OPINION - Editorial

Let's hear it for tyranny

Tsar Vladimir celebrates himself

Now that he is in effect Russia's president for life, Vladimir Vladimirovich Putin has ordered another big win for himself at the polls. This time he was awarded 76.7 percent of the vote at last rigged count. He just picks a number, a number to his liking, and sure enough the official tally will echo it down to the decimal point. (Hey, 7 is a lucky number! Let's use a couple of them!) It's like the terrible old days when all-wise, all-knowing Uncle Joe was in charge of stuffing the ballot boxes across all of Russia's time zones, and never failed to deliver anything but a resounding electoral victory for himself.

Comrade Putin was so sure of a victory this year that he didn't allow his No. 1 opponent on the ballot. Or should that be, he didn't allow his No. 1 opponent on the ballot, so he was certain of victory? Alexei Navalny, the leader of the opposition in Mother Russia, wasn't allowed to run. But look at it from Vladimir Putin's point of view: Why risk less than 76.7 percent? Some democracy they have in Russia, where the president/dictator/poll watcher gets to tell the opposition what names can go before the voters. Or as the communists in China used to say, and maybe still do, how good can an election be if the wrong side wins?

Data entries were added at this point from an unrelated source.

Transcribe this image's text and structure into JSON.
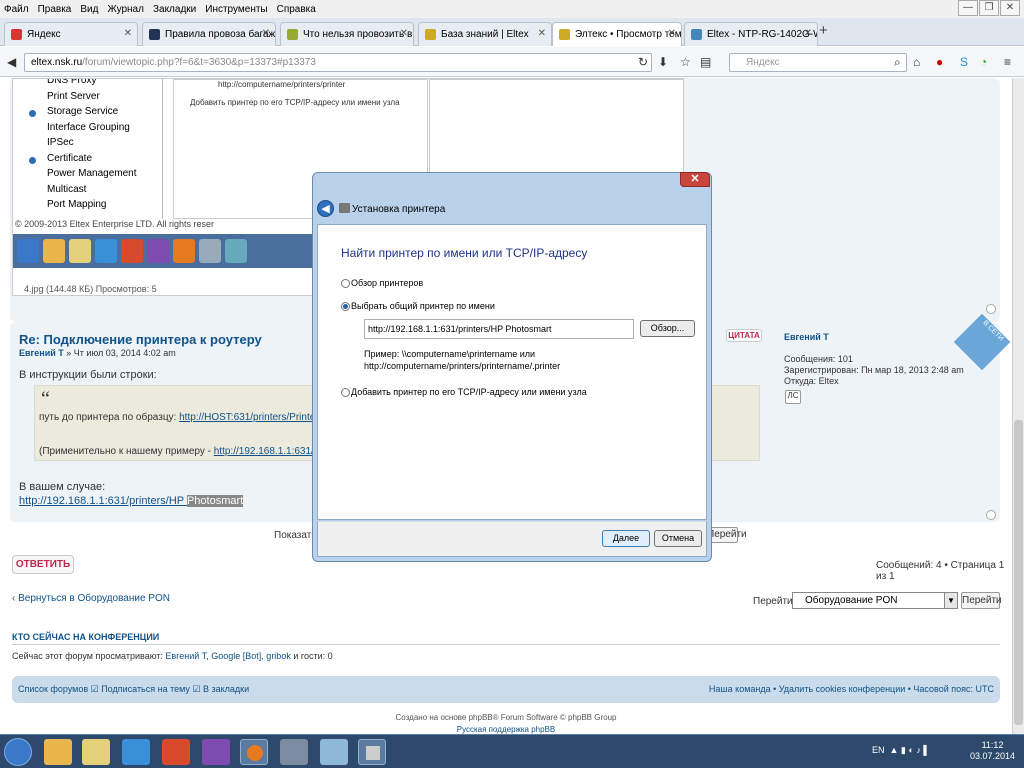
{
  "menubar": [
    "Файл",
    "Правка",
    "Вид",
    "Журнал",
    "Закладки",
    "Инструменты",
    "Справка"
  ],
  "tabs": [
    {
      "label": "Яндекс",
      "color": "#d33"
    },
    {
      "label": "Правила провоза багажа ...",
      "color": "#235"
    },
    {
      "label": "Что нельзя провозить в с...",
      "color": "#9a3"
    },
    {
      "label": "База знаний | Eltex",
      "color": "#ca2"
    },
    {
      "label": "Элтекс • Просмотр темы ...",
      "color": "#ca2"
    },
    {
      "label": "Eltex - NTP-RG-1402G-W",
      "color": "#48b"
    }
  ],
  "url": {
    "domain": "eltex.nsk.ru",
    "path": "/forum/viewtopic.php?f=6&t=3630&p=13373#p13373"
  },
  "search_placeholder": "Яндекс",
  "tree_items": [
    "DNS Proxy",
    "Print Server",
    "Storage Service",
    "Interface Grouping",
    "IPSec",
    "Certificate",
    "Power Management",
    "Multicast",
    "Port Mapping"
  ],
  "shot": {
    "inner_line1": "http://computername/printers/printer",
    "inner_line2": "Добавить принтер по его TCP/IP-адресу или имени узла",
    "copyright": "© 2009-2013 Eltex Enterprise LTD. All rights reser",
    "imginfo": "4.jpg (144.48 КБ) Просмотров: 5"
  },
  "post": {
    "title": "Re: Подключение принтера к роутеру",
    "author": "Евгений Т",
    "date": " » Чт июл 03, 2014 4:02 am",
    "intro": "В инструкции были строки:",
    "quote_prefix1": "путь до принтера по образцу: ",
    "quote_link1": "http://HOST:631/printers/Printer_Name",
    "quote_prefix2": "(Применительно к нашему примеру - ",
    "quote_link2": "http://192.168.1.1:631/printers/Printer",
    "case_label": "В вашем случае:",
    "case_link": "http://192.168.1.1:631/printers/HP ",
    "case_sel": "Photosmart",
    "quote_button": "ЦИТАТА"
  },
  "profile": {
    "name": "Евгений Т",
    "msgs": "Сообщения: 101",
    "reg": "Зарегистрирован: Пн мар 18, 2013 2:48 am",
    "from": "Откуда: Eltex",
    "pm": "ЛС",
    "online": "В СЕТИ"
  },
  "show_label": "Показать",
  "go_label": "Перейти",
  "reply_label": "ОТВЕТИТЬ",
  "pagination": "Сообщений: 4 • Страница 1 из 1",
  "back_link": "Вернуться в Оборудование PON",
  "jump_label": "Перейти:",
  "jump_value": "Оборудование PON",
  "jump_button": "Перейти",
  "who_head": "КТО СЕЙЧАС НА КОНФЕРЕНЦИИ",
  "who_text": "Сейчас этот форум просматривают: ",
  "who_users": "Евгений Т, Google [Bot], gribok",
  "who_tail": " и гости: 0",
  "footer_left": "Список форумов  ☑ Подписаться на тему  ☑ В закладки",
  "footer_right": "Наша команда • Удалить cookies конференции • Часовой пояс: UTC",
  "credits1": "Создано на основе phpBB® Forum Software © phpBB Group",
  "credits2": "Русская поддержка phpBB",
  "dialog": {
    "title": "Установка принтера",
    "heading": "Найти принтер по имени или TCP/IP-адресу",
    "opt1": "Обзор принтеров",
    "opt2": "Выбрать общий принтер по имени",
    "input": "http://192.168.1.1:631/printers/HP Photosmart",
    "browse": "Обзор...",
    "example1": "Пример: \\\\computername\\printername или",
    "example2": "http://computername/printers/printername/.printer",
    "opt3": "Добавить принтер по его TCP/IP-адресу или имени узла",
    "next": "Далее",
    "cancel": "Отмена"
  },
  "tray": {
    "lang": "EN",
    "time": "11:12",
    "date": "03.07.2014"
  }
}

Mayor Daley the First, who was so popular that even the dead were recorded as voting for him, was a piker compared to the current Tsar of all the Russias. Here in these only sporadically United States of America, local and state political machines may erode the body politic like some slowly encroaching cancer. But in the home of Russian autocracy whether that of tsar or commissar, a whole culture and civilization may be wiped out at the whim of its brutal masters. Again and again. It might pay to examine the roots of so vast and regularly repealed a cataclysm in search of its cause and, perhaps one golden day, its cure.

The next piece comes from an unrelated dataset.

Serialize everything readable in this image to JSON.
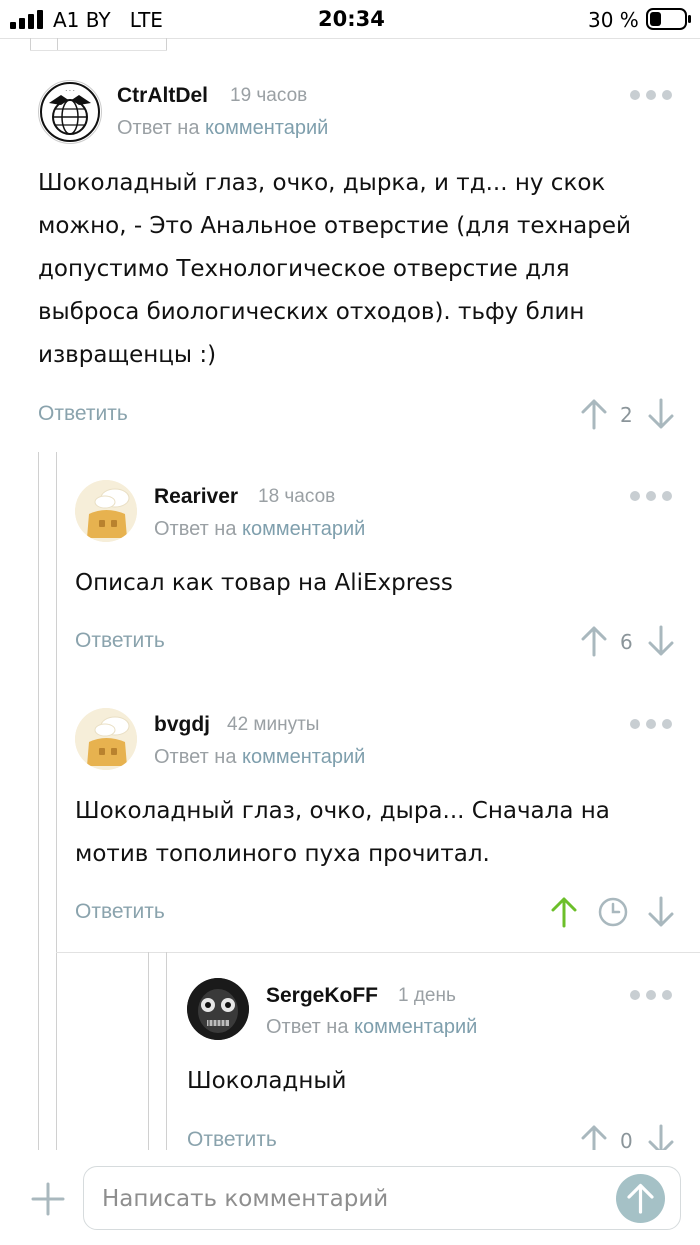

The Russian poetess Nadezhda Mandelstam saw that "the basic error of our times" was to replace "the idea of popular education" with "the political concept of indoctrination." And so the priceless riches of culture and tradition were deliberately spurned and forgotten, and the religion of Progressive ideology, "the idea . . . that people can foresee the future, change the course of history and make it rational" was dubbed a science. Meanwhile, as Jacob Howland puts it in the March issue of New Criterion, "actual sciences like biology and linguistics--to say nothing of softer disciplines like history and sociology--were infected with ideology; dedicated scholars who refused to embrace crackpot theories lost their careers and sometimes their lives. A 'language of state' came into being; words shifted in meaning, and fundamental distinctions were effaced. This new, debased, and coarsened speech was diligently policed for doctrinal correctness. 'Coldly calculated versification,' promoting officially approved lessons and attitudes, replaced 'true poetry.'"

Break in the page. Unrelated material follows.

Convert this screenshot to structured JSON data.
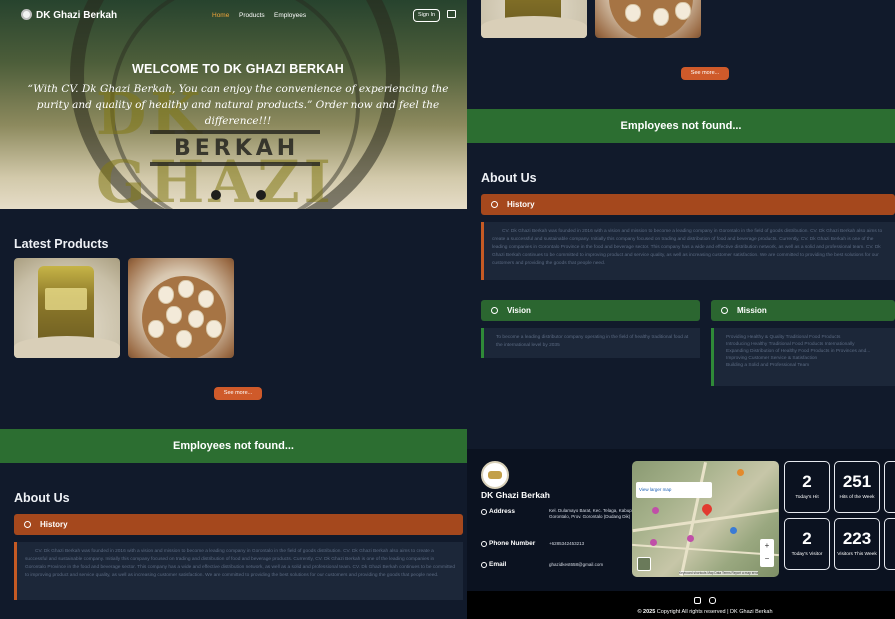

This whole process became known, in pseudo-Marxist ideology, as giving history a push in the politically correct direction. For dreadful example, just look and see what is happening on too many college campuses in this country. Nadezhda Mandelstam wept bitter tears over what was being done to her country and indeed her whole national heritage, but she refused to stop fighting. The cultural vandals were ransacking what had made Russia great, from her literature to her very spirit. But before Nadezhda Mandelstam had to descend into the silence of the grave, she did leave us this warning and prophecy:

"Nothing can be predicted with certainty: people could even forget how to read altogether and books molder away to dust. We might even stop talking with each other and communicate only by emitting call signs or bloodcurdling war cries. Sometimes I think this is what we are coming to. We did, after all, learn to speak in a lying code language designed to conceal our real thoughts. One's descendants pay for such things by losing the power of articulate speech altogether, caterwauling instead like fans at a football game."

God forgive those who have brought Mother Russia to such an ugly pass. But lest we forget, God's nature is to forgive. We mere mortals, however, can forgive these crimes against past and future. But can we ever forgive ourselves for allowing such things to happen? Let's hope so. For where there is forgiveness, there is hope for a brighter and braver future--for the Russians and for all the world.